The definition of a term sheet is fairly straightforward. So, how do you read a term sheet?  What should you be looking for?

Premoney and Postmoney

In addition to spelling out the goals and objectives of the investment, and defining the scope of both the entrepreneur and the investor, the term sheet essentially sets the value of the company. A term sheet will typically list both the, “premoney” and, “postmoney” valuation, meaning what the company is worth prior to the investors injection and then after.

Essentially, this also calculates the percentage of the company that is then held, “postmoney” by the investors. For example, if the, “premoney” valuation is listed as $5M and the investors are making a $2M investment for a, “postmoney” valuation of $7M, then 28.4% of the company now belongs to the investors. As such, it is important for entrepreneurs to be mindful of the, “premoney” and, “postmoney” valuations that are spelled-out in the term sheet as it can potentially be a way for investors to dilute shares and take majority control of the board of directors.

The smaller the difference between, “premoney” and, “postmoney” valuation in the term sheet, the greater the control of the company that is maintained by the founder. So, while it may be tempting to accept a huge cash injection that would double the value of your start-up, it is important to read through the valuation language carefully, with an attorney.

What Should the Investor Consider?

Meanwhile, an investor will want to be prudent here, too…after all, you may not actually want a controlling interest in the start-up, which is what you could end up, if you undervalue the company on the term sheet. It is also worth noting that most term sheets are non-binding. This means that until everyone has actually signed the contract, either party can change the terms that are laid out.

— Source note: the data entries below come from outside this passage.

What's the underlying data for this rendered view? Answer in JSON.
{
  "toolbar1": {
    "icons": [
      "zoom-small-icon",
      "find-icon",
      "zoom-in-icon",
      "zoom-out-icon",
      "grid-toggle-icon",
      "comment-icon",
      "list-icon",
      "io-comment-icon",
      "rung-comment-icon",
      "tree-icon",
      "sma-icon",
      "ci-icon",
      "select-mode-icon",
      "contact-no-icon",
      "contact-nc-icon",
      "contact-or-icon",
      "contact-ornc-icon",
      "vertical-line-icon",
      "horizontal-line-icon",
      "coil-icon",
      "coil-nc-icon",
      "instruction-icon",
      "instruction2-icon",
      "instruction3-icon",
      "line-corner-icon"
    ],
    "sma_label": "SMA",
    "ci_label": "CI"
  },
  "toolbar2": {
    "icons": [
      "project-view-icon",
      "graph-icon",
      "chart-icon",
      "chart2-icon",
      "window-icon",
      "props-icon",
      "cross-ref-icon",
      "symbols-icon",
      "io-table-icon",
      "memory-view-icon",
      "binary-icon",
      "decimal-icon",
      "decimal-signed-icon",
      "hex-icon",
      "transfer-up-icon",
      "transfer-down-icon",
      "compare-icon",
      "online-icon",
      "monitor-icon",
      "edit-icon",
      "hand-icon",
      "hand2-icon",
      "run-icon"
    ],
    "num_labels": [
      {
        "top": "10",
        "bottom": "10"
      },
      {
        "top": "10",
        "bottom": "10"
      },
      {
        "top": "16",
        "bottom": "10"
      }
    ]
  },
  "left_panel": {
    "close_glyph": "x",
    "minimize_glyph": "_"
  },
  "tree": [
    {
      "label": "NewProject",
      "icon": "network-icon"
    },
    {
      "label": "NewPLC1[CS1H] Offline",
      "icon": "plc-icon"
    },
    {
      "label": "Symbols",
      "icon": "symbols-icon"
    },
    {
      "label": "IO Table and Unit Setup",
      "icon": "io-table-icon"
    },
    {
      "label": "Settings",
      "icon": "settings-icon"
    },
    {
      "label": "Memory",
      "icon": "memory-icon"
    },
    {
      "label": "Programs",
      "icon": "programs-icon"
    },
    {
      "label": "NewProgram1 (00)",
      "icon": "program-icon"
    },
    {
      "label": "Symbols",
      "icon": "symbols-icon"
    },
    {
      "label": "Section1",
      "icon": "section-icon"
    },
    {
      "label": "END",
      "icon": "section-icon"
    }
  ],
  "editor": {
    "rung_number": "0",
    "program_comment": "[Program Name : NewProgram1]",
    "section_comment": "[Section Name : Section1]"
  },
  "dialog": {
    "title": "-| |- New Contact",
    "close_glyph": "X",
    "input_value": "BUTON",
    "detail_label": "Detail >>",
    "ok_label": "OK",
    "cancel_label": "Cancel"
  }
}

In most term sheets, the number of board seats held by the investors, the founders, common shareholders, et al., are laid out, along with voting rights. For example, some investors choose to be silent partners, meaning that they provide a financial investment, own shares, but do not have a voice in business operations and do not have a vote on the board of directors.

Sharing is Caring

Another issue that is frequently addressed in term sheets deals with shares. How many are there? Who gets how many? Is ownership vested?

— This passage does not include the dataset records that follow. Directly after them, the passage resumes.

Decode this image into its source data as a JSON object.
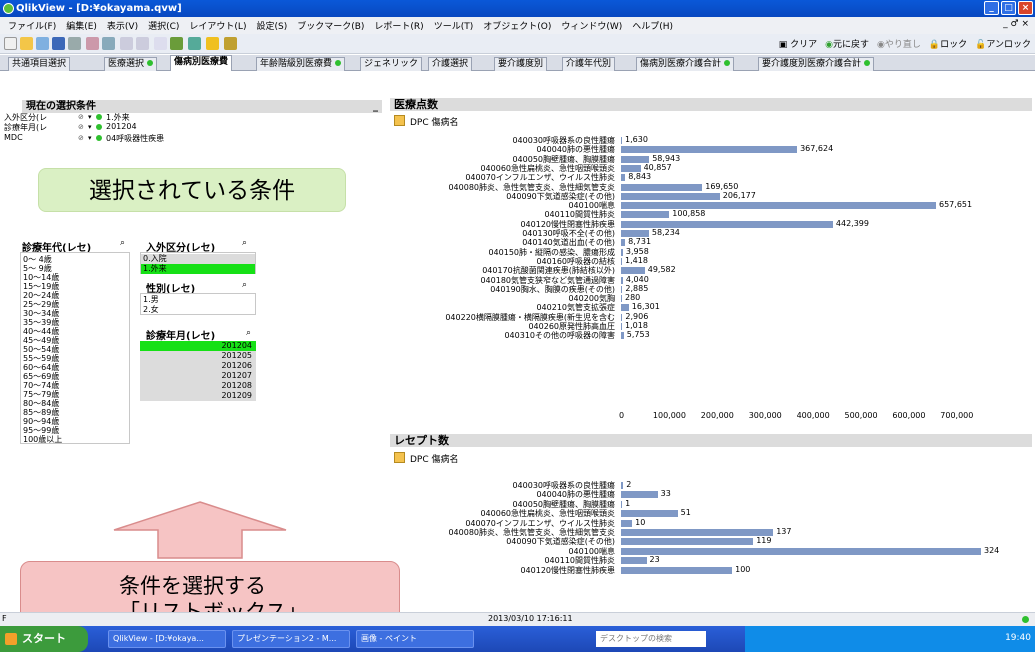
{
  "window": {
    "title": "QlikView - [D:¥okayama.qvw]",
    "min": "_",
    "max": "□",
    "close": "×"
  },
  "menu": [
    "ファイル(F)",
    "編集(E)",
    "表示(V)",
    "選択(C)",
    "レイアウト(L)",
    "設定(S)",
    "ブックマーク(B)",
    "レポート(R)",
    "ツール(T)",
    "オブジェクト(O)",
    "ウィンドウ(W)",
    "ヘルプ(H)"
  ],
  "mdi_controls": "_ ♂ ×",
  "toolbar_right": {
    "clear": "クリア",
    "back": "元に戻す",
    "redo": "やり直し",
    "lock": "ロック",
    "unlock": "アンロック"
  },
  "tabs": [
    {
      "label": "共通項目選択",
      "dot": false,
      "active": false
    },
    {
      "label": "医療選択",
      "dot": true,
      "active": false
    },
    {
      "label": "傷病別医療費",
      "dot": false,
      "active": true
    },
    {
      "label": "年齢階級別医療費",
      "dot": true,
      "active": false
    },
    {
      "label": "ジェネリック",
      "dot": false,
      "active": false
    },
    {
      "label": "介護選択",
      "dot": false,
      "active": false
    },
    {
      "label": "要介護度別",
      "dot": false,
      "active": false
    },
    {
      "label": "介護年代別",
      "dot": false,
      "active": false
    },
    {
      "label": "傷病別医療介護合計",
      "dot": true,
      "active": false
    },
    {
      "label": "要介護度別医療介護合計",
      "dot": true,
      "active": false
    }
  ],
  "current_selection": {
    "title": "現在の選択条件",
    "minimize": "_",
    "rows": [
      {
        "field": "入外区分(レ",
        "value": "1.外来"
      },
      {
        "field": "診療年月(レ",
        "value": "201204"
      },
      {
        "field": "MDC",
        "value": "04呼吸器性疾患"
      }
    ]
  },
  "banner": "選択されている条件",
  "listboxes": {
    "age": {
      "title": "診療年代(レセ)",
      "items": [
        "0～ 4歳",
        "5～ 9歳",
        "10～14歳",
        "15～19歳",
        "20～24歳",
        "25～29歳",
        "30～34歳",
        "35～39歳",
        "40～44歳",
        "45～49歳",
        "50～54歳",
        "55～59歳",
        "60～64歳",
        "65～69歳",
        "70～74歳",
        "75～79歳",
        "80～84歳",
        "85～89歳",
        "90～94歳",
        "95～99歳",
        "100歳以上"
      ]
    },
    "inout": {
      "title": "入外区分(レセ)",
      "items": [
        "0.入院",
        "1.外来"
      ],
      "selected": "1.外来"
    },
    "sex": {
      "title": "性別(レセ)",
      "items": [
        "1.男",
        "2.女"
      ]
    },
    "month": {
      "title": "診療年月(レセ)",
      "items": [
        "201204",
        "201205",
        "201206",
        "201207",
        "201208",
        "201209"
      ],
      "selected": "201204"
    }
  },
  "callout": {
    "line1": "条件を選択する",
    "line2": "「リストボックス」"
  },
  "chart1": {
    "title": "医療点数",
    "dim": "DPC 傷病名"
  },
  "chart2": {
    "title": "レセプト数",
    "dim": "DPC 傷病名"
  },
  "chart_data": [
    {
      "type": "bar",
      "orientation": "horizontal",
      "title": "医療点数",
      "xlim": [
        0,
        700000
      ],
      "ticks": [
        "0",
        "100,000",
        "200,000",
        "300,000",
        "400,000",
        "500,000",
        "600,000",
        "700,000"
      ],
      "categories": [
        "040030呼吸器系の良性腫瘍",
        "040040肺の悪性腫瘍",
        "040050胸壁腫瘍、胸膜腫瘍",
        "040060急性扁桃炎、急性咽頭喉頭炎",
        "040070インフルエンザ、ウイルス性肺炎",
        "040080肺炎、急性気管支炎、急性細気管支炎",
        "040090下気道感染症(その他)",
        "040100喘息",
        "040110間質性肺炎",
        "040120慢性閉塞性肺疾患",
        "040130呼吸不全(その他)",
        "040140気道出血(その他)",
        "040150肺・縦隔の感染、膿瘍形成",
        "040160呼吸器の結核",
        "040170抗酸菌関連疾患(肺結核以外)",
        "040180気管支狭窄など気管通過障害",
        "040190胸水、胸膜の疾患(その他)",
        "040200気胸",
        "040210気管支拡張症",
        "040220横隔膜腫瘍・横隔膜疾患(新生児を含む",
        "040260原発性肺高血圧",
        "040310その他の呼吸器の障害"
      ],
      "values": [
        1630,
        367624,
        58943,
        40857,
        8843,
        169650,
        206177,
        657651,
        100858,
        442399,
        58234,
        8731,
        3958,
        1418,
        49582,
        4040,
        2885,
        280,
        16301,
        2906,
        1018,
        5753
      ],
      "labels": [
        "1,630",
        "367,624",
        "58,943",
        "40,857",
        "8,843",
        "169,650",
        "206,177",
        "657,651",
        "100,858",
        "442,399",
        "58,234",
        "8,731",
        "3,958",
        "1,418",
        "49,582",
        "4,040",
        "2,885",
        "280",
        "16,301",
        "2,906",
        "1,018",
        "5,753"
      ]
    },
    {
      "type": "bar",
      "orientation": "horizontal",
      "title": "レセプト数",
      "xmax": 324,
      "categories": [
        "040030呼吸器系の良性腫瘍",
        "040040肺の悪性腫瘍",
        "040050胸壁腫瘍、胸膜腫瘍",
        "040060急性扁桃炎、急性咽頭喉頭炎",
        "040070インフルエンザ、ウイルス性肺炎",
        "040080肺炎、急性気管支炎、急性細気管支炎",
        "040090下気道感染症(その他)",
        "040100喘息",
        "040110間質性肺炎",
        "040120慢性閉塞性肺疾患"
      ],
      "values": [
        2,
        33,
        1,
        51,
        10,
        137,
        119,
        324,
        23,
        100
      ],
      "labels": [
        "2",
        "33",
        "1",
        "51",
        "10",
        "137",
        "119",
        "324",
        "23",
        "100"
      ]
    }
  ],
  "status": {
    "timestamp": "2013/03/10 17:16:11",
    "left": "F"
  },
  "taskbar": {
    "start": "スタート",
    "tasks": [
      "QlikView - [D:¥okaya...",
      "プレゼンテーション2 - M...",
      "画像 - ペイント"
    ],
    "search": "デスクトップの検索",
    "clock": "19:40"
  }
}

The idea of vested ownership in the shares is sometimes confusing to entrepreneurs. After all, prior to bringing in investors, they own 100% of the shares. While it seems perfectly reasonable that an investor would have a certain percentage, based upon their investment, what is this line about vested shares in the term sheet? Essentially, it means that a founder has to earn their ownership shares, often over the span of a few years? Why do this? Investors see it as a way of ensuring that the founder will be sticking around for awhile, rather than take the money and run. Additionally, it never reflects well on a company when there is a high rate of turnover in leadership and the same is true for start-ups.

Other Inclusions

While the depth of the term sheet is often related to where the start-up is in it’s funding round (for example, a term sheet that is offered at the seed round will probably not be as lengthy and have the deep-dive as a term sheet that is proposed during a Series B or C round), there any number of other topics which you can more or less guarantee will be addressed. Some of these include:

  • What happens in the event of the company being either liquidated or making a public offering with an IPO. Ultimately, what both parties will want to know: who is getting paid, first?
  • Which party is responsible for paying legal costs.
  • Non-disclosure agreements. (Some investors may want to keep their contributions quiet as to not get solicited by every entrepreneur looking for a an investor.)
  • Rights to future investments. While no funder wants to feel like they are the sole horse pulling the cart, there may be provisions in the term sheet regarding at what point additional funders can be sought, to what amount, etc. This is often used as a means of ensuring that the investor doesn’t have their shares diluted.

While it may seem that term sheets are often geared to protecting the investor less than the entrepreneur, that should not be the case. The terms and conditions spelled out should provide a win-win for both parties involved.